Notícias
Cientistas dão passo gigante rumo à fusão nuclear em larga escala: “O que fizemos aqui é o começo de uma longa jornada”
Pesquisadores do MIT usaram física e aprendizado de máquina para prever o comportamento do plasma dentro de um reator de fusão, superando um dos maiores desafios rumo à energia ilimitada.
Fonte: Gizmodo
A busca pela fusão nuclear, o mesmo processo que alimenta as estrelas, acaba de dar um salto importante. Um grupo de cientistas do MIT (Massachusetts Institute of Technology) desenvolveu um novo método que pode facilitar o controle dos reatores de fusão - um dos maiores obstáculos para transformar essa promessa em uma fonte de energia limpa, segura e praticamente inesgotável.
O estudo, publicado na revista Nature Communications, combina modelagem física e inteligência artificial para prever o comportamento do plasma - o gás superaquecido que alimenta as reações de fusão - dentro de um reator tokamak, o tipo de reator mais promissor atualmente.
O desafio das estrelas
O tokamak é um reator em forma de anel que usa campos magnéticos intensos para confinar o plasma e manter a fusão sob controle. No interior desse sistema, as temperaturas chegam a 100 milhões de graus Celsius, mais quentes que o núcleo do Sol.

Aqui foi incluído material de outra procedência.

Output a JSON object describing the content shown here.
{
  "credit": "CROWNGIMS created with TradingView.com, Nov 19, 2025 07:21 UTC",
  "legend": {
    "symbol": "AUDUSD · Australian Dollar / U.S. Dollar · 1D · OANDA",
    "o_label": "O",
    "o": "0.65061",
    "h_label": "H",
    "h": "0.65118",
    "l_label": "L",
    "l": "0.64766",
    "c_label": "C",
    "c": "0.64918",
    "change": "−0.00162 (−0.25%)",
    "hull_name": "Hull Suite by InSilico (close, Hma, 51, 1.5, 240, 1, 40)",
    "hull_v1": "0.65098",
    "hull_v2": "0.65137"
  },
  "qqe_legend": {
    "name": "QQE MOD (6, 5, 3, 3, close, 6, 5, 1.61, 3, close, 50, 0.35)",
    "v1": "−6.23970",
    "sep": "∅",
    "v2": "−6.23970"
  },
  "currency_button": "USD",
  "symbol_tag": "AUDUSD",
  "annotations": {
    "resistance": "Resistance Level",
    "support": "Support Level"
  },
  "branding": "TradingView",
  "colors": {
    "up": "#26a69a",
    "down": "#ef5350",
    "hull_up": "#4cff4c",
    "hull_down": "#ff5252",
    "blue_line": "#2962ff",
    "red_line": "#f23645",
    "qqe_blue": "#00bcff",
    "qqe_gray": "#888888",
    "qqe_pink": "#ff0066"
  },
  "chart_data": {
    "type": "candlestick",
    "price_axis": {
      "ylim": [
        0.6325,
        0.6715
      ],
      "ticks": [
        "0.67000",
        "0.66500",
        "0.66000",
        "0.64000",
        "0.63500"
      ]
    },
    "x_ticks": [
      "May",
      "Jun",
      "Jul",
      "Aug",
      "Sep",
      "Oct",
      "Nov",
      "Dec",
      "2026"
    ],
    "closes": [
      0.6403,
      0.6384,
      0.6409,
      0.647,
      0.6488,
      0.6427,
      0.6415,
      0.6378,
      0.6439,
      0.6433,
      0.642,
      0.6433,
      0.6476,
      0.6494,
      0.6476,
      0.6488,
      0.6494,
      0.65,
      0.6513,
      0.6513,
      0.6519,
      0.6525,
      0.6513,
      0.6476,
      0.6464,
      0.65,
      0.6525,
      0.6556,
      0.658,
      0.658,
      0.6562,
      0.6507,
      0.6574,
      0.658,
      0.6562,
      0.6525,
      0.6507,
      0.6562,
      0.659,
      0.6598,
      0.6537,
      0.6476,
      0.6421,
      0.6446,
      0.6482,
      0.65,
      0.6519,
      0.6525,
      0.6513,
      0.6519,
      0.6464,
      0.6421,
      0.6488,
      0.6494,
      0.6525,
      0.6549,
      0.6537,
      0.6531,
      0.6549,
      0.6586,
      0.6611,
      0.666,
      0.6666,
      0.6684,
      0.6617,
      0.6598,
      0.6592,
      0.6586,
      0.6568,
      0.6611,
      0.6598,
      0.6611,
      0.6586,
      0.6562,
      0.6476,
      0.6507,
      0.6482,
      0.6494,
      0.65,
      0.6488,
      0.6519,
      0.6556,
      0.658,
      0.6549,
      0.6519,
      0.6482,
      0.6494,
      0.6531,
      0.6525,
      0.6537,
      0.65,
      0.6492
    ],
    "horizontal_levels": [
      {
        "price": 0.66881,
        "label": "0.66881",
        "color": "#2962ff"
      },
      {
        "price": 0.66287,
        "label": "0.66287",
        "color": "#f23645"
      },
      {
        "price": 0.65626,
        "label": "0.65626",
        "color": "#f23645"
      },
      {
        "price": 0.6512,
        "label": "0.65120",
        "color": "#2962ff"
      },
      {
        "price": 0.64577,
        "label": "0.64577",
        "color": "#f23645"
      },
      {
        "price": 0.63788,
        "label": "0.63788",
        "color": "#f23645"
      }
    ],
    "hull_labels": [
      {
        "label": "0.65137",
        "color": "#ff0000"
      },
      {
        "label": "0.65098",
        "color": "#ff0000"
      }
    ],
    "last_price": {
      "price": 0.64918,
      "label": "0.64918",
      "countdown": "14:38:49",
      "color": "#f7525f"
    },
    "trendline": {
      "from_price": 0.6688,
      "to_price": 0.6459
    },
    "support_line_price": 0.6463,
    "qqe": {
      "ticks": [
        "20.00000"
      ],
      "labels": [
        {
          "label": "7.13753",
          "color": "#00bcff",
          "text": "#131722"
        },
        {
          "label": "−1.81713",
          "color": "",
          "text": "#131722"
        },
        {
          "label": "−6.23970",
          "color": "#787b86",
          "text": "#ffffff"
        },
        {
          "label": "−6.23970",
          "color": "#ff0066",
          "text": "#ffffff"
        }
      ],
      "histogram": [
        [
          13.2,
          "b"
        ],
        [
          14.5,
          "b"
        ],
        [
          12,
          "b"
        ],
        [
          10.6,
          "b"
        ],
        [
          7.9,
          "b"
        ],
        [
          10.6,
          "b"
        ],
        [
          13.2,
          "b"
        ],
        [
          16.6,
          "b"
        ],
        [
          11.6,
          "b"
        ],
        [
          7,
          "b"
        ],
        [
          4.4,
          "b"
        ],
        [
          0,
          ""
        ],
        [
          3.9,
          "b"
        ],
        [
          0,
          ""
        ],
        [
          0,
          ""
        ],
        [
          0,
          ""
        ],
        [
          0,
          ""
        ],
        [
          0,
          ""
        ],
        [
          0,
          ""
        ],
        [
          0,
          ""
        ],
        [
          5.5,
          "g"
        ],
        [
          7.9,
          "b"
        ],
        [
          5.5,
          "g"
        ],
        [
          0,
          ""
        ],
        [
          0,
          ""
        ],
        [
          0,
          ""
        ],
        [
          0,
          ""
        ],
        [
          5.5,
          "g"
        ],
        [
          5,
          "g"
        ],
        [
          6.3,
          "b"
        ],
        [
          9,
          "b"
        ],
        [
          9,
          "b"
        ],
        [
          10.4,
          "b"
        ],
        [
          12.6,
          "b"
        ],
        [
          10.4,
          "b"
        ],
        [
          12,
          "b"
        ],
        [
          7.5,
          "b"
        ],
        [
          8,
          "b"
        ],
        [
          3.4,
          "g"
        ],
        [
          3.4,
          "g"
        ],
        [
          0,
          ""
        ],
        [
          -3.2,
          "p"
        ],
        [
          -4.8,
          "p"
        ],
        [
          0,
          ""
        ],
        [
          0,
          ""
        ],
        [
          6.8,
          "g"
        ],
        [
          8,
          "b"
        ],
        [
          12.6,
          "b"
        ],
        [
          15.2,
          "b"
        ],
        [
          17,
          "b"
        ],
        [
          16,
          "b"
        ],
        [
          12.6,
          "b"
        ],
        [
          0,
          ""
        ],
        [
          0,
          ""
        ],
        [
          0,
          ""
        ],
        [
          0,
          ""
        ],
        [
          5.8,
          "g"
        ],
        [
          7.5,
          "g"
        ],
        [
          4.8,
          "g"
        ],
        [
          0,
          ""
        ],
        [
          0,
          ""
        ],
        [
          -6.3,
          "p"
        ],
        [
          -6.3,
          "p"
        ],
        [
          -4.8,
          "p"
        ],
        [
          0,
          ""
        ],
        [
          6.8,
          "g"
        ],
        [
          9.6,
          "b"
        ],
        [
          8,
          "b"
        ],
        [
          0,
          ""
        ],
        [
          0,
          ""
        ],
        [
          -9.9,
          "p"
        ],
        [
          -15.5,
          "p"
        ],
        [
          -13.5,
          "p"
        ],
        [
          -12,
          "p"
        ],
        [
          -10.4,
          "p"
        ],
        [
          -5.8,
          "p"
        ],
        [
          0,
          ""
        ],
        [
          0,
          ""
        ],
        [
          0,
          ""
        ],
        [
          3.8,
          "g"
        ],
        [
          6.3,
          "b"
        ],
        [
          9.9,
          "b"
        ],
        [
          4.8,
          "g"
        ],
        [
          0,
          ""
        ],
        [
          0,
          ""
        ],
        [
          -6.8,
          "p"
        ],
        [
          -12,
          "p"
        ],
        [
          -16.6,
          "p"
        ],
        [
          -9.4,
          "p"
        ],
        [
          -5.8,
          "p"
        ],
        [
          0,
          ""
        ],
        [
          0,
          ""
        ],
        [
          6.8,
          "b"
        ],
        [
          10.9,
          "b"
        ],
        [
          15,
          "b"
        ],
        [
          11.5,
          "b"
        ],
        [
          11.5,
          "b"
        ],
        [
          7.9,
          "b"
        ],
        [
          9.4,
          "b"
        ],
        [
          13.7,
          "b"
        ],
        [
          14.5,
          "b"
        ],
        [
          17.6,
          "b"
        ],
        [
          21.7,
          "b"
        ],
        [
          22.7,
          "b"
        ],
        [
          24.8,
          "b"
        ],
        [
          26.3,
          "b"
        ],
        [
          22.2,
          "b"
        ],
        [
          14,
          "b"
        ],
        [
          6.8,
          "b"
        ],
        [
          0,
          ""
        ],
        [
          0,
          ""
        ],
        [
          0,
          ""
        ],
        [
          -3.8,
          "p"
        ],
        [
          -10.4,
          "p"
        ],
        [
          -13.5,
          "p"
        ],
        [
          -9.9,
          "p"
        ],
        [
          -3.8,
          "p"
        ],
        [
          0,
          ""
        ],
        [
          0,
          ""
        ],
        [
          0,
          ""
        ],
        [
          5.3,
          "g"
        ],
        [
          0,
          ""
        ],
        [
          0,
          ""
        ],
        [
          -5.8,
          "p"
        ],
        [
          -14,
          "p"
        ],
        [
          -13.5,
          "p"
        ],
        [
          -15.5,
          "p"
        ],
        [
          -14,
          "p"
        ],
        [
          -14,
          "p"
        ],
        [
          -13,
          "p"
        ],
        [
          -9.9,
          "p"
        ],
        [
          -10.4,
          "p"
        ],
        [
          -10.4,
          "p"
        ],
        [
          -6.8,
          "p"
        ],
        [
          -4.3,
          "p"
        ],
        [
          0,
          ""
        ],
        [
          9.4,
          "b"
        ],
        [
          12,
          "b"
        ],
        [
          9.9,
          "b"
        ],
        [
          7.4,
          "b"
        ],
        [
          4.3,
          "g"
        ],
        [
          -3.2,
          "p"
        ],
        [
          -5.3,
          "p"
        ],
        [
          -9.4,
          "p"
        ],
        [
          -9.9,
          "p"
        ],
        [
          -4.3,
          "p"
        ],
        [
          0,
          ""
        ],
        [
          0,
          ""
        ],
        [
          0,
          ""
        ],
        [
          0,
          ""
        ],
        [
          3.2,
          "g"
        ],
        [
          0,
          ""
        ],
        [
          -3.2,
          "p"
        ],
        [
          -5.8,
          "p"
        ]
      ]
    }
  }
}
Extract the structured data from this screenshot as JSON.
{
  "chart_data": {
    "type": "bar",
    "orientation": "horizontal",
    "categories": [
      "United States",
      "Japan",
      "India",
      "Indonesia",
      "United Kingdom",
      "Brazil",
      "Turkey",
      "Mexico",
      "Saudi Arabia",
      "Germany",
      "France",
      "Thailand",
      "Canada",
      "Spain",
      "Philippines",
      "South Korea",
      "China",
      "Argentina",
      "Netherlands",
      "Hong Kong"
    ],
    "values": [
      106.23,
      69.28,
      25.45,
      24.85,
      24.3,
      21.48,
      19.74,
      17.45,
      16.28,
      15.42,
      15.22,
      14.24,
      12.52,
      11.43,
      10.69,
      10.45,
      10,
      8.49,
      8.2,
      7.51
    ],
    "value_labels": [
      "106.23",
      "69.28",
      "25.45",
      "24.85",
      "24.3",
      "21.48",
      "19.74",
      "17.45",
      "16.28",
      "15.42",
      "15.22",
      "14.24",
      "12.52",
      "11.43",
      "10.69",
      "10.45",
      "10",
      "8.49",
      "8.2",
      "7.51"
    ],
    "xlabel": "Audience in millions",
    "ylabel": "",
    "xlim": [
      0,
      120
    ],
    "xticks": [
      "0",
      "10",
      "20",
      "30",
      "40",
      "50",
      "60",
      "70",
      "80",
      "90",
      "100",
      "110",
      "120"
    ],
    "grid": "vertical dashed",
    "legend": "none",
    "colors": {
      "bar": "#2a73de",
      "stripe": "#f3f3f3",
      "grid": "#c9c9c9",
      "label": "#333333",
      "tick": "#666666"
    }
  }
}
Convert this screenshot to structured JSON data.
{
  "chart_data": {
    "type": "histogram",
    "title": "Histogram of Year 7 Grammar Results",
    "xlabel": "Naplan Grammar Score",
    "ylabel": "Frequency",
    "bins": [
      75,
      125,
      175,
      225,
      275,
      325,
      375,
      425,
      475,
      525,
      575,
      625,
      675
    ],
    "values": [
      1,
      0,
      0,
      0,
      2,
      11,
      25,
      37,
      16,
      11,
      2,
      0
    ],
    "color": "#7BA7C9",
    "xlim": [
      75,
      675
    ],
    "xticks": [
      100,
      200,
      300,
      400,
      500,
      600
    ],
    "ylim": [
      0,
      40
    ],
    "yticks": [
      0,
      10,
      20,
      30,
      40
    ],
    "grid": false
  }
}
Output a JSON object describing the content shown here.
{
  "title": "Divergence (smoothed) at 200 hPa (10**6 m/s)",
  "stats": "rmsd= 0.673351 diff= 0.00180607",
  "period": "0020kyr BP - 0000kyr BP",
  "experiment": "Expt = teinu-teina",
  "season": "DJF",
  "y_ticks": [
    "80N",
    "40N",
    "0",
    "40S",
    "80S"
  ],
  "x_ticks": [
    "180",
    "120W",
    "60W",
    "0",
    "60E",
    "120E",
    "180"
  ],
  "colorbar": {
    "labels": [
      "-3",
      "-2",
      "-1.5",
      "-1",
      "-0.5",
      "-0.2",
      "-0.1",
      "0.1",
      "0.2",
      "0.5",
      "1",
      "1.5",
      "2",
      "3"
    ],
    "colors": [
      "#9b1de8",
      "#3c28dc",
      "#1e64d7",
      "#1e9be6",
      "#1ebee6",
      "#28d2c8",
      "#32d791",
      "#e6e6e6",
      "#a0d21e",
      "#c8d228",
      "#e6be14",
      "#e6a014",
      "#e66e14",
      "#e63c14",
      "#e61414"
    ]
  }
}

Quando o reator precisa ser desligado, os operadores iniciam uma fase delicada conhecida como “rampa de desaceleração”. Nessa etapa, a energia do plasma precisa ser reduzida gradualmente - caso contrário, o material superaquecido pode causar danos às paredes internas do reator, gerando reparos demorados e custos altíssimos.
“Encerrar o plasma de forma descontrolada pode provocar fluxos intensos de calor que danificam a estrutura interna”, explicou Allen Wang, autor principal do estudo e pesquisador do MIT. “Com plasmas de alto desempenho, até o processo de desaceleração pode empurrar o sistema para os limites da instabilidade. É um equilíbrio extremamente delicado.”
Inteligência artificial a serviço da fusão
Para resolver esse problema, os cientistas desenvolveram um modelo híbrido que combina equações fundamentais da física do plasma com redes neurais treinadas por aprendizado de máquina.
O modelo foi alimentado com dados do TCV, um pequeno reator experimental localizado na Suíça. Os pesquisadores analisaram como o plasma se comportava em diferentes condições de temperatura e energia, desde o início até o fim de cada experimento.
A partir dessas informações, o sistema passou a prever “trajetórias” seguras para o plasma - orientações sobre como ele se comportaria durante a reação e como desacelerá-lo sem causar danos. Quando os cientistas aplicaram as instruções do modelo em experimentos reais, os resultados foram consistentes e melhoraram a estabilidade do reator em todas as tentativas.
“Fizemos vários testes e obtivemos resultados melhores de forma consistente”, afirmou Wang. “Agora temos confiança estatística de que conseguimos melhorar o processo.”
Um passo em uma longa jornada
Embora o avanço seja significativo, os próprios pesquisadores reconhecem que ainda há um longo caminho até a fusão se tornar uma realidade prática. Atualmente, os reatores experimentais só operam algumas vezes por ano, devido ao alto custo e à complexidade técnica das instalações.
Mesmo assim, o trabalho do MIT representa um avanço crucial rumo à fusão controlada e contínua, que poderia revolucionar o fornecimento global de energia.
“Nós estamos tentando resolver as questões científicas que tornarão a fusão algo rotineiro e confiável”, concluiu Wang. “O que fizemos aqui é apenas o começo de uma longa jornada - mas um começo muito promissor.”